The Week In Horror: New ‘Owl Man’ Prank, Toho’s Dracula, Ash vs. Evil Dead + Fessenden’s ‘Depraved’

This week Hex Studios released their latest Owl Man prank video. The Owl Man debuted in Lord of Tears, directed by Lawrie Brewster and written by Sarah Daly. It’s the story of a school teacher plagued by recurring nightmares who returns to his home in Scotland to try to uncover their source. There he encounters the terrifying Owl Man, a well-dressed gent with a terrifying owl head and talons for hands. It’s an effective piece of cinematic folk horror. The Owl Man has returned in Hex’s newest film, The Black Gloves. All of the videos have been hilarious; check out the latest one.

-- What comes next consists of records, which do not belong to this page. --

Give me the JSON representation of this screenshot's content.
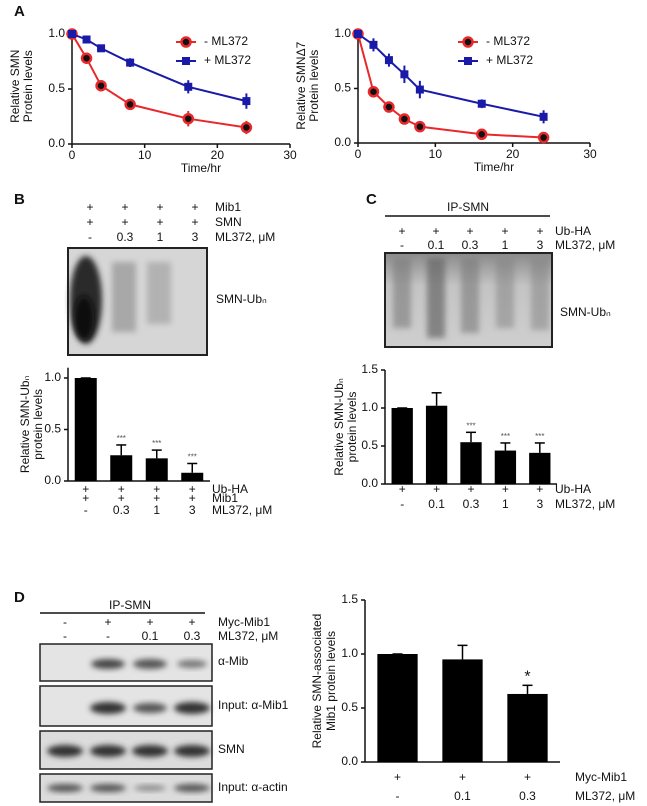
{
  "panels": [
    "A",
    "B",
    "C",
    "D"
  ],
  "chart_data": [
    {
      "type": "line",
      "ylabel": [
        "Relative SMN",
        "Protein levels"
      ],
      "xlabel": "Time/hr",
      "xlim": [
        0,
        30
      ],
      "xticks": [
        0,
        10,
        20,
        30
      ],
      "ylim": [
        0,
        1.05
      ],
      "yticks": [
        {
          "value": 0,
          "label": "0.0"
        },
        {
          "value": 0.5,
          "label": "0.5"
        },
        {
          "value": 1,
          "label": "1.0"
        }
      ],
      "legend": "upper right",
      "series": [
        {
          "name": "-  ML372",
          "color": "#e8282a",
          "marker": "circle",
          "x": [
            0,
            2,
            4,
            8,
            16,
            24
          ],
          "values": [
            1,
            0.78,
            0.53,
            0.36,
            0.23,
            0.15
          ],
          "errors": [
            0,
            0.05,
            0.04,
            0.04,
            0.07,
            0.06
          ]
        },
        {
          "name": "+ ML372",
          "color": "#1a1aa8",
          "marker": "square",
          "x": [
            0,
            2,
            4,
            8,
            16,
            24
          ],
          "values": [
            1,
            0.95,
            0.87,
            0.74,
            0.52,
            0.39
          ],
          "errors": [
            0,
            0.03,
            0.03,
            0.04,
            0.06,
            0.07
          ]
        }
      ]
    },
    {
      "type": "line",
      "ylabel": [
        "Relative SMNΔ7",
        "Protein levels"
      ],
      "xlabel": "Time/hr",
      "xlim": [
        0,
        30
      ],
      "xticks": [
        0,
        10,
        20,
        30
      ],
      "ylim": [
        0,
        1.05
      ],
      "yticks": [
        {
          "value": 0,
          "label": "0.0"
        },
        {
          "value": 0.5,
          "label": "0.5"
        },
        {
          "value": 1,
          "label": "1.0"
        }
      ],
      "legend": "upper right",
      "series": [
        {
          "name": "-  ML372",
          "color": "#e8282a",
          "marker": "circle",
          "x": [
            0,
            2,
            4,
            6,
            8,
            16,
            24
          ],
          "values": [
            1,
            0.47,
            0.33,
            0.22,
            0.15,
            0.08,
            0.05
          ],
          "errors": [
            0,
            0.04,
            0.04,
            0.03,
            0.03,
            0.03,
            0.02
          ]
        },
        {
          "name": "+ ML372",
          "color": "#1a1aa8",
          "marker": "square",
          "x": [
            0,
            2,
            4,
            6,
            8,
            16,
            24
          ],
          "values": [
            1,
            0.9,
            0.76,
            0.63,
            0.49,
            0.36,
            0.24
          ],
          "errors": [
            0,
            0.06,
            0.06,
            0.08,
            0.08,
            0.04,
            0.06
          ]
        }
      ]
    },
    {
      "type": "bar",
      "ylabel": [
        "Relative SMN-Ubₙ",
        "protein levels"
      ],
      "ylim": [
        0,
        1.1
      ],
      "yticks": [
        {
          "value": 0,
          "label": "0.0"
        },
        {
          "value": 0.5,
          "label": "0.5"
        },
        {
          "value": 1,
          "label": "1.0"
        }
      ],
      "color": "#000000",
      "values": [
        1,
        0.25,
        0.22,
        0.08
      ],
      "errors": [
        0,
        0.1,
        0.08,
        0.09
      ],
      "annotations": [
        null,
        "***",
        "***",
        "***"
      ],
      "conditions": [
        {
          "label": "Ub-HA",
          "marks": [
            "+",
            "+",
            "+",
            "+"
          ]
        },
        {
          "label": "Mib1",
          "marks": [
            "+",
            "+",
            "+",
            "+"
          ]
        },
        {
          "label": "ML372, μM",
          "marks": [
            "-",
            "0.3",
            "1",
            "3"
          ]
        }
      ]
    },
    {
      "type": "bar",
      "ylabel": [
        "Relative SMN-Ubₙ",
        "protein levels"
      ],
      "ylim": [
        0,
        1.5
      ],
      "yticks": [
        {
          "value": 0,
          "label": "0.0"
        },
        {
          "value": 0.5,
          "label": "0.5"
        },
        {
          "value": 1,
          "label": "1.0"
        },
        {
          "value": 1.5,
          "label": "1.5"
        }
      ],
      "color": "#000000",
      "values": [
        1,
        1.03,
        0.55,
        0.44,
        0.41
      ],
      "errors": [
        0,
        0.17,
        0.13,
        0.1,
        0.13
      ],
      "annotations": [
        null,
        null,
        "***",
        "***",
        "***"
      ],
      "conditions": [
        {
          "label": "Ub-HA",
          "marks": [
            "+",
            "+",
            "+",
            "+",
            "+"
          ]
        },
        {
          "label": "ML372, μM",
          "marks": [
            "-",
            "0.1",
            "0.3",
            "1",
            "3"
          ]
        }
      ]
    },
    {
      "type": "bar",
      "ylabel": [
        "Relative SMN-associated",
        "Mib1 protein levels"
      ],
      "ylim": [
        0,
        1.5
      ],
      "yticks": [
        {
          "value": 0,
          "label": "0.0"
        },
        {
          "value": 0.5,
          "label": "0.5"
        },
        {
          "value": 1,
          "label": "1.0"
        },
        {
          "value": 1.5,
          "label": "1.5"
        }
      ],
      "color": "#000000",
      "values": [
        1,
        0.95,
        0.63
      ],
      "errors": [
        0,
        0.13,
        0.08
      ],
      "annotations": [
        null,
        null,
        "*"
      ],
      "conditions": [
        {
          "label": "Myc-Mib1",
          "marks": [
            "+",
            "+",
            "+"
          ]
        },
        {
          "label": "ML372, μM",
          "marks": [
            "-",
            "0.1",
            "0.3"
          ]
        }
      ]
    }
  ],
  "blots": [
    {
      "rows": [
        {
          "label": "Mib1",
          "marks": [
            "+",
            "+",
            "+",
            "+"
          ]
        },
        {
          "label": "SMN",
          "marks": [
            "+",
            "+",
            "+",
            "+"
          ]
        },
        {
          "label": "ML372, μM",
          "marks": [
            "-",
            "0.3",
            "1",
            "3"
          ]
        }
      ],
      "band_labels": [
        "SMN-Ubₙ"
      ]
    },
    {
      "header": "IP-SMN",
      "rows": [
        {
          "label": "Ub-HA",
          "marks": [
            "+",
            "+",
            "+",
            "+",
            "+"
          ]
        },
        {
          "label": "ML372, μM",
          "marks": [
            "-",
            "0.1",
            "0.3",
            "1",
            "3"
          ]
        }
      ],
      "band_labels": [
        "SMN-Ubₙ"
      ]
    },
    {
      "header": "IP-SMN",
      "rows": [
        {
          "label": "Myc-Mib1",
          "marks": [
            "-",
            "+",
            "+",
            "+"
          ]
        },
        {
          "label": "ML372, μM",
          "marks": [
            "-",
            "-",
            "0.1",
            "0.3"
          ]
        }
      ],
      "band_labels": [
        "α-Mib",
        "Input: α-Mib1",
        "SMN",
        "Input: α-actin"
      ]
    }
  ]
}
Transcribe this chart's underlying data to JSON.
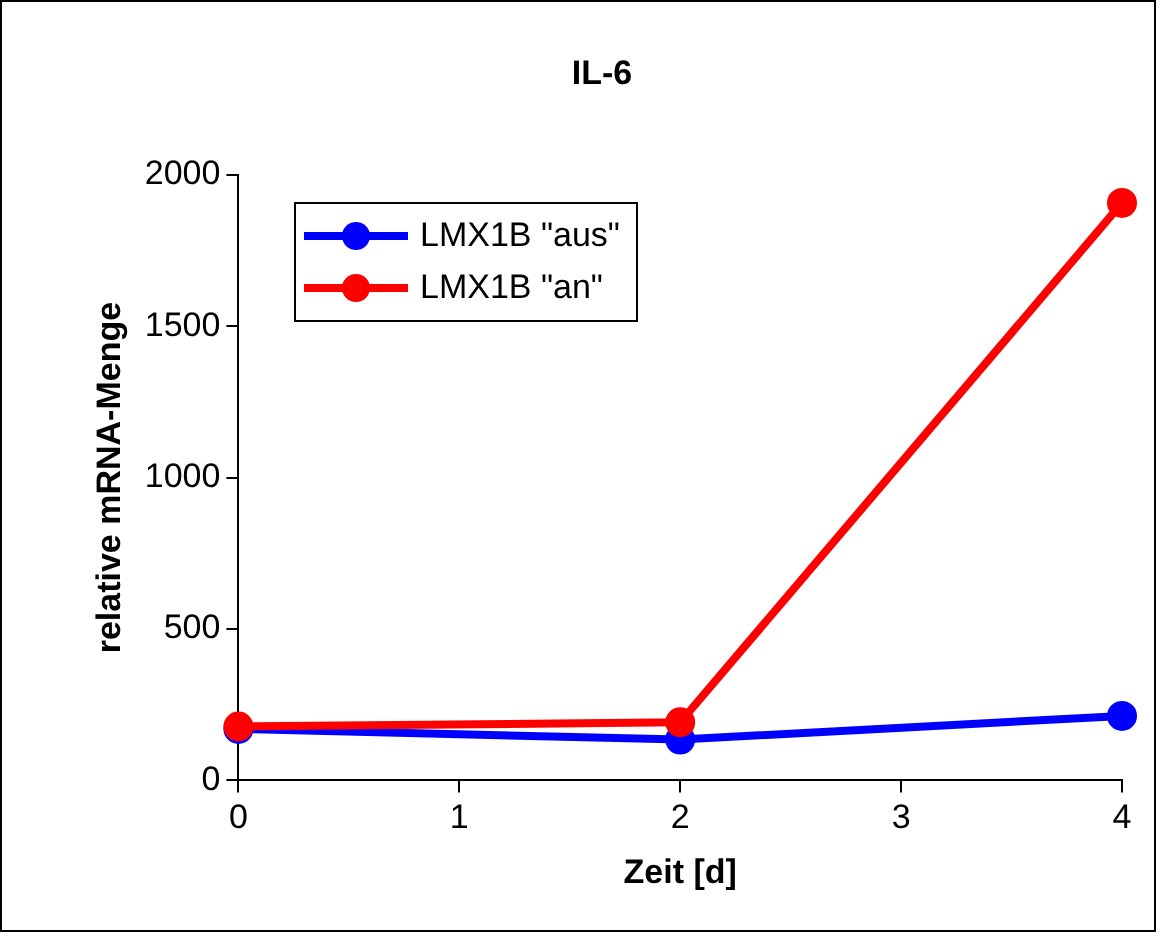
{
  "chart_data": {
    "type": "line",
    "title": "IL-6",
    "xlabel": "Zeit [d]",
    "ylabel": "relative mRNA-Menge",
    "x": [
      0,
      2,
      4
    ],
    "series": [
      {
        "name": "LMX1B \"aus\"",
        "color": "#0000ff",
        "values": [
          170,
          135,
          213
        ]
      },
      {
        "name": "LMX1B \"an\"",
        "color": "#ff0000",
        "values": [
          178,
          192,
          1907
        ]
      }
    ],
    "xlim": [
      0,
      4
    ],
    "xticks": [
      0,
      1,
      2,
      3,
      4
    ],
    "ylim": [
      0,
      2000
    ],
    "yticks": [
      0,
      500,
      1000,
      1500,
      2000
    ],
    "grid": false,
    "legend": "top left",
    "marker": "circle",
    "line_style": "solid"
  }
}
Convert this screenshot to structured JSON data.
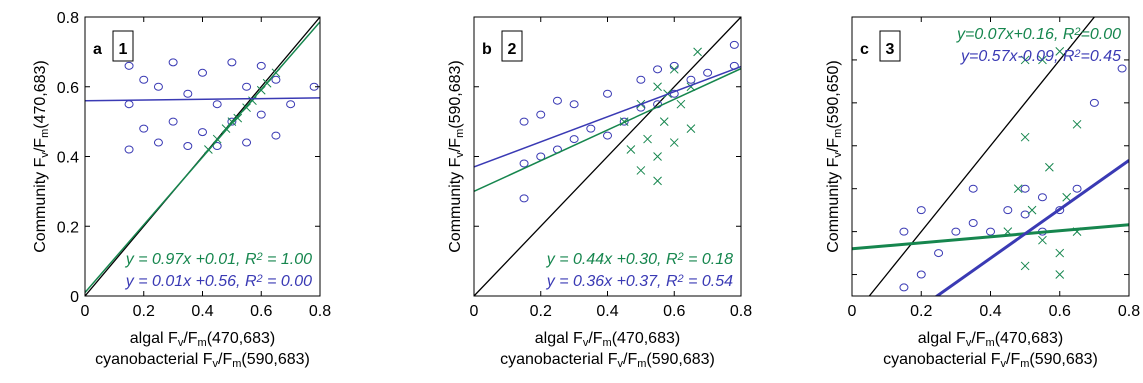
{
  "chart_data": [
    {
      "type": "scatter",
      "panel_letter": "a",
      "panel_number": "1",
      "ylabel": [
        "Community F",
        "v",
        "/F",
        "m",
        "(470,683)"
      ],
      "xlabel": [
        [
          "algal F",
          "v",
          "/F",
          "m",
          "(470,683)"
        ],
        [
          "cyanobacterial F",
          "v",
          "/F",
          "m",
          "(590,683)"
        ]
      ],
      "xlim": [
        0,
        0.8
      ],
      "ylim": [
        0,
        0.8
      ],
      "xticks": [
        0,
        0.2,
        0.4,
        0.6,
        0.8
      ],
      "yticks": [
        0,
        0.2,
        0.4,
        0.6,
        0.8
      ],
      "ytick_labels": true,
      "equation_corner": "bottom right",
      "series": [
        {
          "name": "algal",
          "marker": "o",
          "color": "#3a3ab4",
          "x": [
            0.15,
            0.15,
            0.15,
            0.2,
            0.2,
            0.25,
            0.25,
            0.3,
            0.3,
            0.35,
            0.35,
            0.4,
            0.4,
            0.45,
            0.45,
            0.5,
            0.5,
            0.55,
            0.55,
            0.6,
            0.6,
            0.65,
            0.65,
            0.7,
            0.78
          ],
          "y": [
            0.42,
            0.55,
            0.66,
            0.48,
            0.62,
            0.44,
            0.6,
            0.5,
            0.67,
            0.43,
            0.58,
            0.47,
            0.64,
            0.43,
            0.55,
            0.5,
            0.67,
            0.44,
            0.6,
            0.52,
            0.66,
            0.46,
            0.62,
            0.55,
            0.6
          ]
        },
        {
          "name": "cyanobacterial",
          "marker": "x",
          "color": "#16864e",
          "x": [
            0.42,
            0.45,
            0.48,
            0.5,
            0.52,
            0.55,
            0.57,
            0.6,
            0.62,
            0.65
          ],
          "y": [
            0.42,
            0.45,
            0.48,
            0.5,
            0.51,
            0.54,
            0.56,
            0.59,
            0.61,
            0.64
          ]
        }
      ],
      "fits": [
        {
          "color": "#16864e",
          "slope": 0.97,
          "intercept": 0.01,
          "label": [
            "y = 0.97x +0.01, R",
            "2",
            " = 1.00"
          ]
        },
        {
          "color": "#3a3ab4",
          "slope": 0.01,
          "intercept": 0.56,
          "label": [
            "y = 0.01x +0.56, R",
            "2",
            " = 0.00"
          ]
        }
      ]
    },
    {
      "type": "scatter",
      "panel_letter": "b",
      "panel_number": "2",
      "ylabel": [
        "Community F",
        "v",
        "/F",
        "m",
        "(590,683)"
      ],
      "xlabel": [
        [
          "algal F",
          "v",
          "/F",
          "m",
          "(470,683)"
        ],
        [
          "cyanobacterial F",
          "v",
          "/F",
          "m",
          "(590,683)"
        ]
      ],
      "xlim": [
        0,
        0.8
      ],
      "ylim": [
        0,
        0.8
      ],
      "xticks": [
        0,
        0.2,
        0.4,
        0.6,
        0.8
      ],
      "yticks": [
        0,
        0.2,
        0.4,
        0.6,
        0.8
      ],
      "ytick_labels": false,
      "equation_corner": "bottom right",
      "series": [
        {
          "name": "algal",
          "marker": "o",
          "color": "#3a3ab4",
          "x": [
            0.15,
            0.15,
            0.15,
            0.2,
            0.2,
            0.25,
            0.25,
            0.3,
            0.3,
            0.35,
            0.4,
            0.4,
            0.45,
            0.5,
            0.5,
            0.55,
            0.55,
            0.6,
            0.6,
            0.65,
            0.7,
            0.78,
            0.78
          ],
          "y": [
            0.28,
            0.38,
            0.5,
            0.4,
            0.52,
            0.42,
            0.56,
            0.45,
            0.55,
            0.48,
            0.46,
            0.58,
            0.5,
            0.54,
            0.62,
            0.55,
            0.65,
            0.58,
            0.66,
            0.62,
            0.64,
            0.66,
            0.72
          ]
        },
        {
          "name": "cyanobacterial",
          "marker": "x",
          "color": "#16864e",
          "x": [
            0.45,
            0.47,
            0.5,
            0.5,
            0.52,
            0.55,
            0.55,
            0.57,
            0.6,
            0.6,
            0.62,
            0.65,
            0.65,
            0.67,
            0.55,
            0.58
          ],
          "y": [
            0.5,
            0.42,
            0.36,
            0.55,
            0.45,
            0.6,
            0.4,
            0.5,
            0.65,
            0.44,
            0.55,
            0.6,
            0.48,
            0.7,
            0.33,
            0.58
          ]
        }
      ],
      "fits": [
        {
          "color": "#16864e",
          "slope": 0.44,
          "intercept": 0.3,
          "label": [
            "y = 0.44x +0.30, R",
            "2",
            " = 0.18"
          ]
        },
        {
          "color": "#3a3ab4",
          "slope": 0.36,
          "intercept": 0.37,
          "label": [
            "y = 0.36x +0.37, R",
            "2",
            " = 0.54"
          ]
        }
      ]
    },
    {
      "type": "scatter",
      "panel_letter": "c",
      "panel_number": "3",
      "ylabel": [
        "Community F",
        "v",
        "/F",
        "m",
        "(590,650)"
      ],
      "xlabel": [
        [
          "algal F",
          "v",
          "/F",
          "m",
          "(470,683)"
        ],
        [
          "cyanobacterial F",
          "v",
          "/F",
          "m",
          "(590,683)"
        ]
      ],
      "xlim": [
        0,
        0.8
      ],
      "ylim": [
        0.05,
        0.7
      ],
      "xticks": [
        0,
        0.2,
        0.4,
        0.6,
        0.8
      ],
      "yticks": [
        0.1,
        0.2,
        0.3,
        0.4,
        0.5,
        0.6,
        0.7
      ],
      "ytick_labels": false,
      "equation_corner": "top right",
      "series": [
        {
          "name": "algal",
          "marker": "o",
          "color": "#3a3ab4",
          "x": [
            0.15,
            0.15,
            0.2,
            0.2,
            0.25,
            0.3,
            0.35,
            0.35,
            0.4,
            0.45,
            0.5,
            0.5,
            0.55,
            0.55,
            0.6,
            0.65,
            0.7,
            0.78
          ],
          "y": [
            0.07,
            0.2,
            0.1,
            0.25,
            0.15,
            0.2,
            0.22,
            0.3,
            0.2,
            0.25,
            0.24,
            0.3,
            0.2,
            0.28,
            0.25,
            0.3,
            0.5,
            0.58
          ]
        },
        {
          "name": "cyanobacterial",
          "marker": "x",
          "color": "#16864e",
          "x": [
            0.45,
            0.48,
            0.5,
            0.5,
            0.52,
            0.55,
            0.55,
            0.57,
            0.6,
            0.6,
            0.62,
            0.65,
            0.65,
            0.5,
            0.6
          ],
          "y": [
            0.2,
            0.3,
            0.12,
            0.42,
            0.25,
            0.6,
            0.18,
            0.35,
            0.62,
            0.1,
            0.28,
            0.45,
            0.2,
            0.6,
            0.15
          ]
        }
      ],
      "fits": [
        {
          "color": "#16864e",
          "slope": 0.07,
          "intercept": 0.16,
          "label": [
            "y=0.07x+0.16, R",
            "2",
            "=0.00"
          ]
        },
        {
          "color": "#3a3ab4",
          "slope": 0.57,
          "intercept": -0.09,
          "label": [
            "y=0.57x-0.09, R",
            "2",
            "=0.45"
          ]
        }
      ]
    }
  ]
}
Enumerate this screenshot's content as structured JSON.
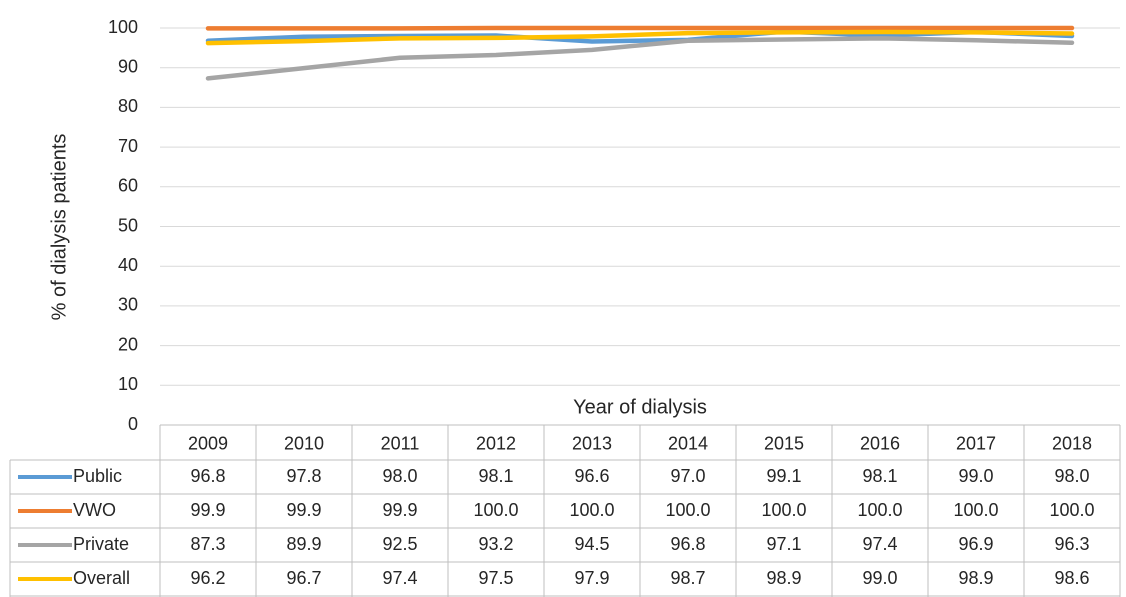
{
  "chart_data": {
    "type": "line",
    "y_axis_label": "% of dialysis patients",
    "x_axis_label": "Year of dialysis",
    "categories": [
      "2009",
      "2010",
      "2011",
      "2012",
      "2013",
      "2014",
      "2015",
      "2016",
      "2017",
      "2018"
    ],
    "ylim": [
      0,
      100
    ],
    "yticks": [
      0,
      10,
      20,
      30,
      40,
      50,
      60,
      70,
      80,
      90,
      100
    ],
    "grid": true,
    "series": [
      {
        "name": "Public",
        "color": "#5b9bd5",
        "values": [
          96.8,
          97.8,
          98.0,
          98.1,
          96.6,
          97.0,
          99.1,
          98.1,
          99.0,
          98.0
        ],
        "value_labels": [
          "96.8",
          "97.8",
          "98.0",
          "98.1",
          "96.6",
          "97.0",
          "99.1",
          "98.1",
          "99.0",
          "98.0"
        ]
      },
      {
        "name": "VWO",
        "color": "#ed7d31",
        "values": [
          99.9,
          99.9,
          99.9,
          100.0,
          100.0,
          100.0,
          100.0,
          100.0,
          100.0,
          100.0
        ],
        "value_labels": [
          "99.9",
          "99.9",
          "99.9",
          "100.0",
          "100.0",
          "100.0",
          "100.0",
          "100.0",
          "100.0",
          "100.0"
        ]
      },
      {
        "name": "Private",
        "color": "#a5a5a5",
        "values": [
          87.3,
          89.9,
          92.5,
          93.2,
          94.5,
          96.8,
          97.1,
          97.4,
          96.9,
          96.3
        ],
        "value_labels": [
          "87.3",
          "89.9",
          "92.5",
          "93.2",
          "94.5",
          "96.8",
          "97.1",
          "97.4",
          "96.9",
          "96.3"
        ]
      },
      {
        "name": "Overall",
        "color": "#ffc000",
        "values": [
          96.2,
          96.7,
          97.4,
          97.5,
          97.9,
          98.7,
          98.9,
          99.0,
          98.9,
          98.6
        ],
        "value_labels": [
          "96.2",
          "96.7",
          "97.4",
          "97.5",
          "97.9",
          "98.7",
          "98.9",
          "99.0",
          "98.9",
          "98.6"
        ]
      }
    ]
  }
}
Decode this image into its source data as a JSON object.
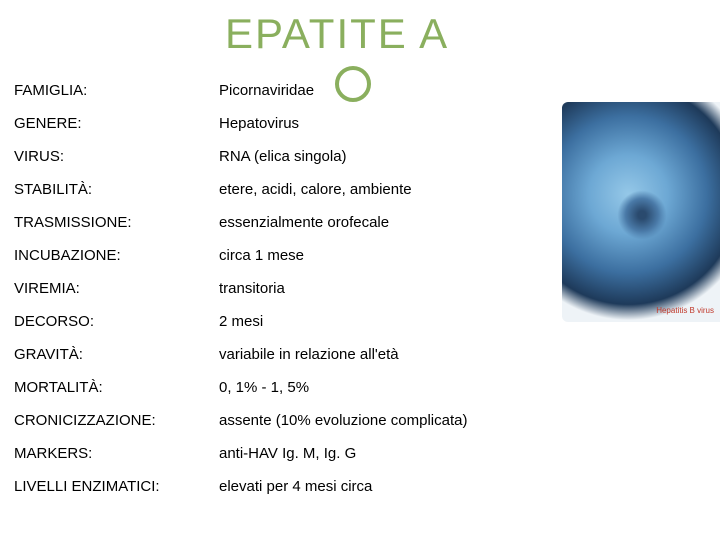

Arrow Video announced a UK/US release of a trio of Toho Studio Dracula films in May. These obscure Japanese horror titles, The Vampire Doll, Lake of Dracula, and Evil of Dracula were inspired by the Gothic horror films coming from Hammer Films in the 1960s and ’70s. The three  will be sold together with brand new transfers and will be available on May 14 (UK) and May 15 (US).

Episode 1 of the third season of the Starz Ash vs. Evil Dead series is up today, picking up a few months after the events of season two. We find Ash enjoying some much-deserved success for a change as the hero of Elk’s Grove, but naturally, some asshole on Antiques Roadshow reads from the Necronomicon Ex-Mortis. The show continues to be as hilarious as it is gory!

Oh, and Larry Fessenden is making a Frankenstein flick called Depraved.  I asked the same question: do we need another one already? But that’s a stupid question, because Frankenstein is a timeless story that still speaks to us today. So yes, you should be excited. Plus, Fessenden has come up with a unique take on the characters that I’m really excited about. Interestingly, the writer/director/producer/actor has had a hand in many modern takes of the classic monsters: he wrote and directed a vampire flick called Habit and produced both a werewolf film (Late Phases) and a gill man film (Hypothermia). I welcome his take on Frankenstein as the newest chapter in his art-house horror rebuild of the Universal monsters.